Cenas de um filme que ainda não vimos por aqui: dois homens montam numa lambreta, um muito alto, outro baixinho. O homem alto (1,93 metro) usa um capacete amarelo, que lhe cabe justo. Na cabeça do baixinho (menos de metro e meio), o capacete cinza sobra e balança. Percorrem uma estrada sinuosa, à noite, até encostar numa cantina. Entram na bodega e observam a placa acima da porta: “Está aberto o manicômio!” Alguém toca um acordeom, enquanto eles comem frente a frente.
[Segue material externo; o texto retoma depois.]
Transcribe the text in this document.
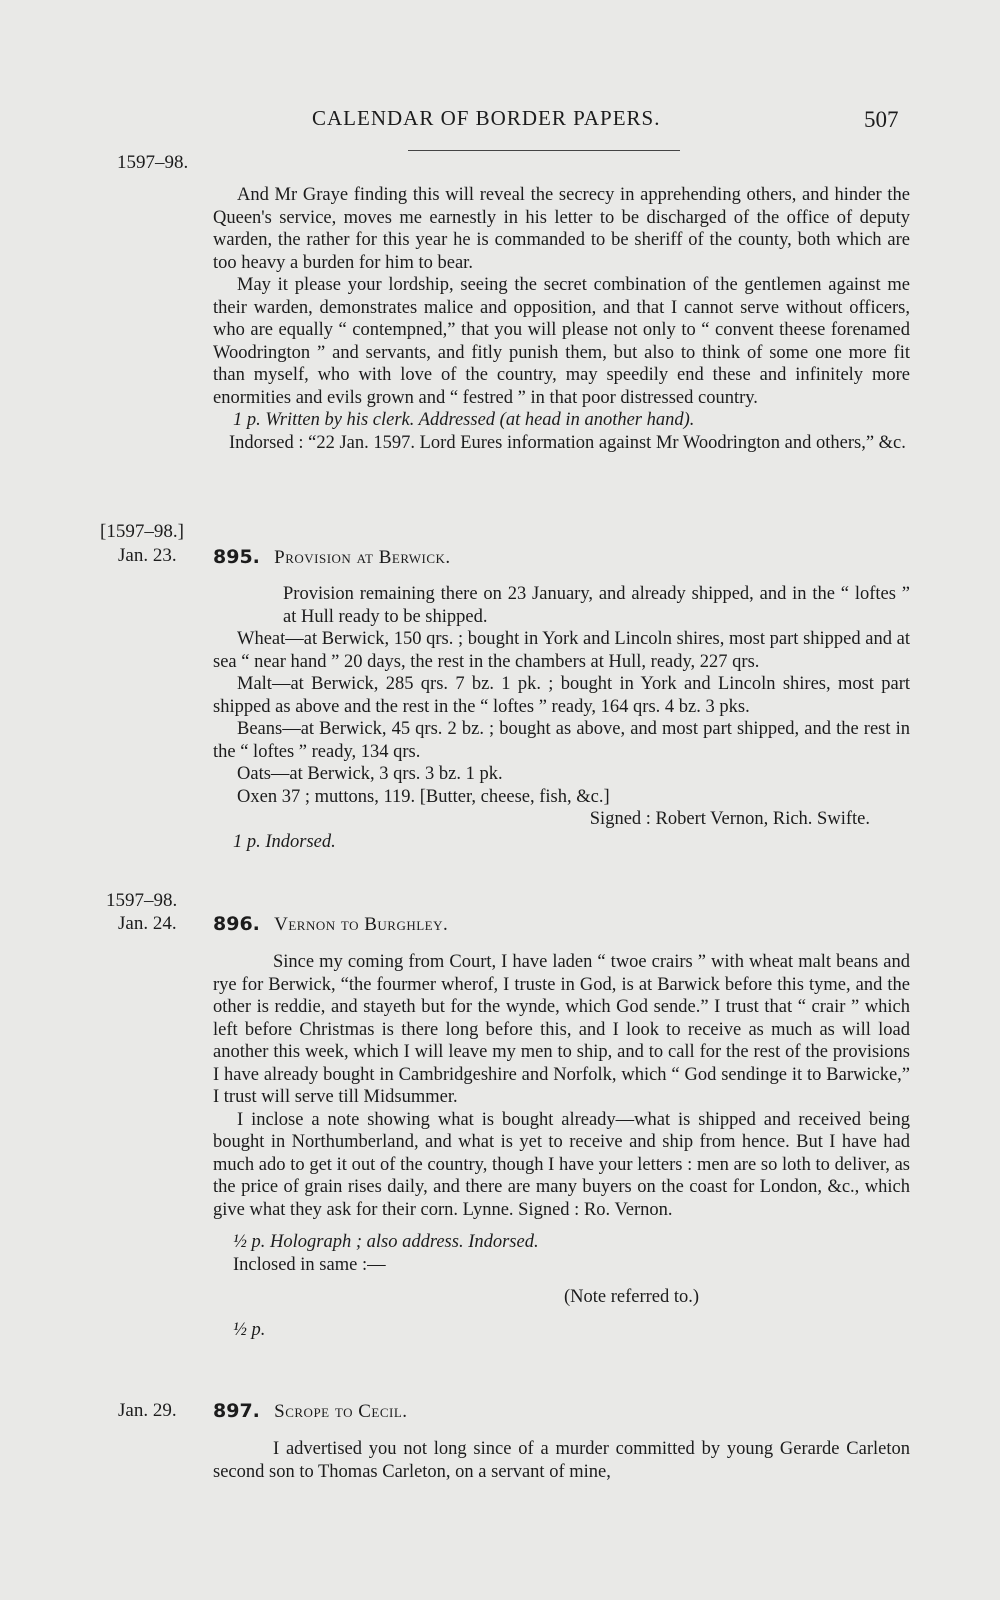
CALENDAR OF BORDER PAPERS.	507
1597–98.
[1597–98.]
Jan. 23.
1597–98.
Jan. 24.
Jan. 29.

And Mr Graye finding this will reveal the secrecy in apprehending others, and hinder the Queen's service, moves me earnestly in his letter to be discharged of the office of deputy warden, the rather for this year he is commanded to be sheriff of the county, both which are too heavy a burden for him to bear.

May it please your lordship, seeing the secret combination of the gentlemen against me their warden, demonstrates malice and opposition, and that I cannot serve without officers, who are equally “ contempned,” that you will please not only to “ convent theese forenamed Woodrington ” and servants, and fitly punish them, but also to think of some one more fit than myself, who with love of the country, may speedily end these and infinitely more enormities and evils grown and “ festred ” in that poor distressed country.

1 p. Written by his clerk. Addressed (at head in another hand).

Indorsed : “22 Jan. 1597. Lord Eures information against Mr Woodrington and others,” &c.

895. Provision at Berwick.

Provision remaining there on 23 January, and already shipped, and in the “ loftes ” at Hull ready to be shipped.

Wheat—at Berwick, 150 qrs. ; bought in York and Lincoln shires, most part shipped and at sea “ near hand ” 20 days, the rest in the chambers at Hull, ready, 227 qrs.

Malt—at Berwick, 285 qrs. 7 bz. 1 pk. ; bought in York and Lincoln shires, most part shipped as above and the rest in the “ loftes ” ready, 164 qrs. 4 bz. 3 pks.

Beans—at Berwick, 45 qrs. 2 bz. ; bought as above, and most part shipped, and the rest in the “ loftes ” ready, 134 qrs.

Oats—at Berwick, 3 qrs. 3 bz. 1 pk.

Oxen 37 ; muttons, 119. [Butter, cheese, fish, &c.]

Signed : Robert Vernon, Rich. Swifte.

1 p. Indorsed.

896. Vernon to Burghley.

Since my coming from Court, I have laden “ twoe crairs ” with wheat malt beans and rye for Berwick, “the fourmer wherof, I truste in God, is at Barwick before this tyme, and the other is reddie, and stayeth but for the wynde, which God sende.” I trust that “ crair ” which left before Christmas is there long before this, and I look to receive as much as will load another this week, which I will leave my men to ship, and to call for the rest of the provisions I have already bought in Cambridgeshire and Norfolk, which “ God sendinge it to Barwicke,” I trust will serve till Midsummer.

I inclose a note showing what is bought already—what is shipped and received being bought in Northumberland, and what is yet to receive and ship from hence. But I have had much ado to get it out of the country, though I have your letters : men are so loth to deliver, as the price of grain rises daily, and there are many buyers on the coast for London, &c., which give what they ask for their corn. Lynne. Signed : Ro. Vernon.

½ p. Holograph ; also address. Indorsed.

Inclosed in same :—

(Note referred to.)

½ p.

897. Scrope to Cecil.

I advertised you not long since of a murder committed by young Gerarde Carleton second son to Thomas Carleton, on a servant of mine,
O mais alto fatia a carne para os dois e limpa com um guardanapo o molho de tomate da boca do baixinho, que não se queixa.
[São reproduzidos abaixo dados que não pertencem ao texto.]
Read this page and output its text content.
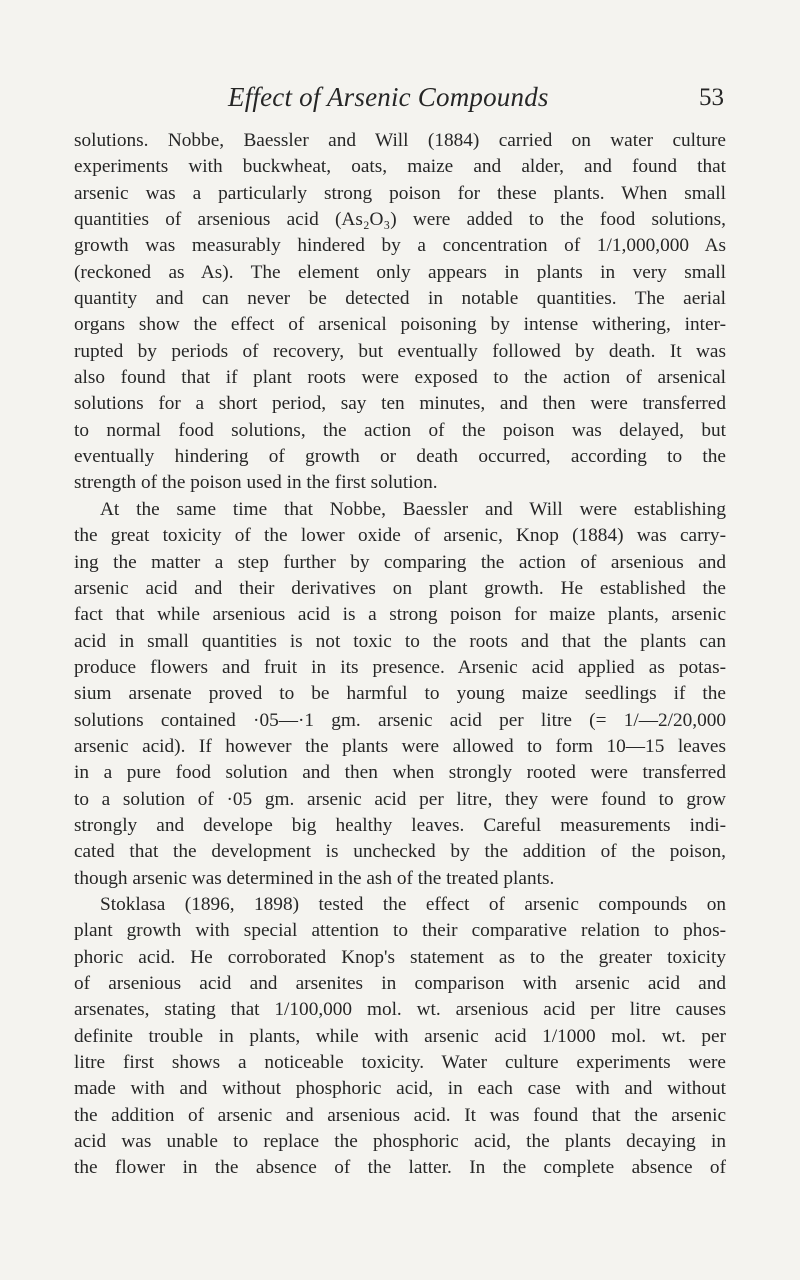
Effect of Arsenic Compounds	53
solutions. Nobbe, Baessler and Will (1884) carried on water culture
experiments with buckwheat, oats, maize and alder, and found that
arsenic was a particularly strong poison for these plants. When small
quantities of arsenious acid (As₂O₃) were added to the food solutions,
growth was measurably hindered by a concentration of 1/1,000,000 As
(reckoned as As). The element only appears in plants in very small
quantity and can never be detected in notable quantities. The aerial
organs show the effect of arsenical poisoning by intense withering, inter-
rupted by periods of recovery, but eventually followed by death. It was
also found that if plant roots were exposed to the action of arsenical
solutions for a short period, say ten minutes, and then were transferred
to normal food solutions, the action of the poison was delayed, but
eventually hindering of growth or death occurred, according to the
strength of the poison used in the first solution.
At the same time that Nobbe, Baessler and Will were establishing
the great toxicity of the lower oxide of arsenic, Knop (1884) was carry-
ing the matter a step further by comparing the action of arsenious and
arsenic acid and their derivatives on plant growth. He established the
fact that while arsenious acid is a strong poison for maize plants, arsenic
acid in small quantities is not toxic to the roots and that the plants can
produce flowers and fruit in its presence. Arsenic acid applied as potas-
sium arsenate proved to be harmful to young maize seedlings if the
solutions contained ·05—·1 gm. arsenic acid per litre (= 1/—2/20,000
arsenic acid). If however the plants were allowed to form 10—15 leaves
in a pure food solution and then when strongly rooted were transferred
to a solution of ·05 gm. arsenic acid per litre, they were found to grow
strongly and develope big healthy leaves. Careful measurements indi-
cated that the development is unchecked by the addition of the poison,
though arsenic was determined in the ash of the treated plants.
Stoklasa (1896, 1898) tested the effect of arsenic compounds on
plant growth with special attention to their comparative relation to phos-
phoric acid. He corroborated Knop's statement as to the greater toxicity
of arsenious acid and arsenites in comparison with arsenic acid and
arsenates, stating that 1/100,000 mol. wt. arsenious acid per litre causes
definite trouble in plants, while with arsenic acid 1/1000 mol. wt. per
litre first shows a noticeable toxicity. Water culture experiments were
made with and without phosphoric acid, in each case with and without
the addition of arsenic and arsenious acid. It was found that the arsenic
acid was unable to replace the phosphoric acid, the plants decaying in
the flower in the absence of the latter. In the complete absence of
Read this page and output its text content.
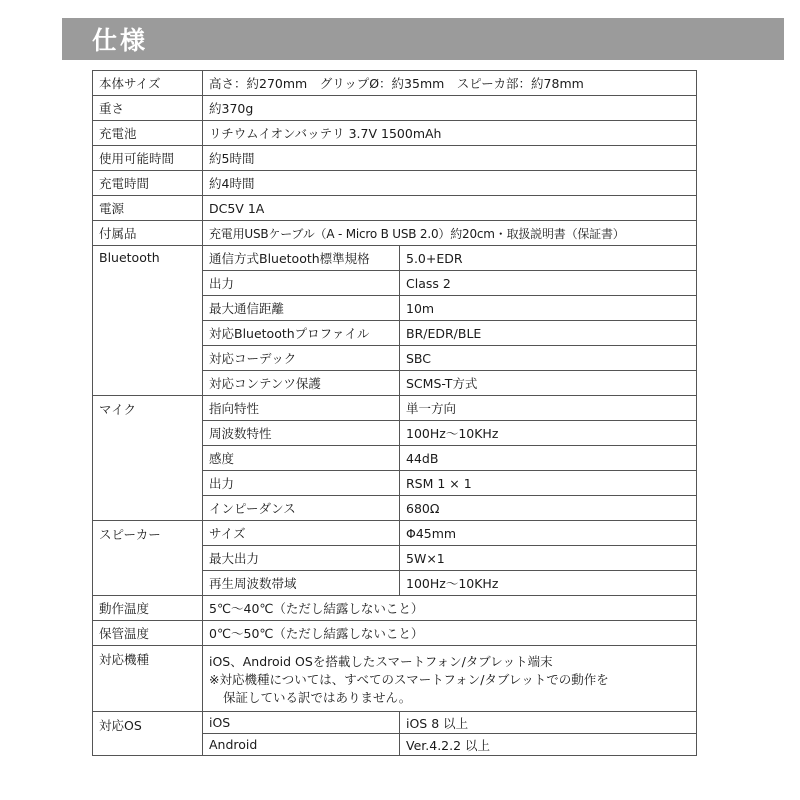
仕様
本体サイズ	高さ：約270mm　グリップØ：約35mm　スピーカ部：約78mm	
重さ	約370g	
充電池	リチウムイオンバッテリ 3.7V 1500mAh	
使用可能時間	約5時間	
充電時間	約4時間	
電源	DC5V 1A	
付属品	充電用USBケーブル（A - Micro B USB 2.0）約20cm・取扱説明書（保証書）	
Bluetooth	通信方式Bluetooth標準規格	5.0+EDR
	出力	Class 2
	最大通信距離	10m
	対応Bluetoothプロファイル	BR/EDR/BLE
	対応コーデック	SBC
	対応コンテンツ保護	SCMS-T方式
マイク	指向特性	単一方向
	周波数特性	100Hz〜10KHz
	感度	44dB
	出力	RSM 1 × 1
	インピーダンス	680Ω
スピーカー	サイズ	Φ45mm
	最大出力	5W×1
	再生周波数帯域	100Hz〜10KHz
動作温度	5℃〜40℃（ただし結露しないこと）	
保管温度	0℃〜50℃（ただし結露しないこと）	
対応機種	iOS、Android OSを搭載したスマートフォン/タブレット端末
※対応機種については、すべてのスマートフォン/タブレットでの動作を
保証している訳ではありません。	

対応OS	iOS	iOS 8 以上
	Android	Ver.4.2.2 以上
Pippo Delbono, 56 anos, ator italiano e diretor de teatro e cinema, é o grandalhão. O pequenino, também ator, 80 anos e 1,49 metro, é conhecido apenas como Bobò. Tem microcefalia, provavelmente com fundo genético.
Os dois homens prosseguem na lambreta até um hotel, onde se deitam, numa cama king size. Escolheram a suíte “fundo do mar”, com golfinhos pintados na parede azul. Cada qual está num canto do leito, bem afastados um do outro. Adormecem. O mais alto acorda no meio da noite. O baixinho canta ou reza pra que o outro volte a dormir.
Quem cuida de quem? Quem protege quem? Duas outras cenas, desta vez da vida real, explicam melhor a relação desses dois: num hospital psiquiátrico, o homem pequenino está triste. Vive encerrado ali há quase meio século – entrou aos 14 anos e já tem 60. Abre a boca e grita, grita e grita, mas não sai nenhum som. Perto dali, num tablado de teatro, Pippo Delbono se desespera. Acaba de descobrir que tem aids, num tempo em que não era fácil conseguir remédios. Sente um desamparo grande e passa a viver na rua. Berra alto, mas ninguém o escuta. Nesse momento, qual dos dois tem menos voz?
São homens muito diferentes, e são dois homens iguais. Delbono criou o movimento Teatro da Raiva (“funciona como força criadora, porque dentro da raiva também há amor”), venceu importantes prêmios da dramaturgia europeia e tornou-se pupilo de luminares como Pina Bausch e Iben Nagel Rasmussen. Antes disso, até se consolidar no teatro, viveu maus bocados. Na década de 1990, deprimido por causa da doença incurável, decidiu buscar paz entre semelhantes. “Me chamam de louco, então vou me unir aos que são tachados assim”, dizia o ator, aos que perguntavam por que decidira dar aulas de teatro num manicômio. No hospital psiquiátrico de Aversa, cidade vizinha à sua Napoli, ele conheceu o homem pequenino – surdo, analfabeto, mudo, a quem todos chamavam Bobò. Delbono jamais ouvira falar antes em microcefalia. Quis saber por que o homenzinho (cujo nome, ele viu na ficha, é Vincenzo Cannavacciuolo) tinha aquele apelido. Ele estava lá há tanto tempo que ninguém mais sabia.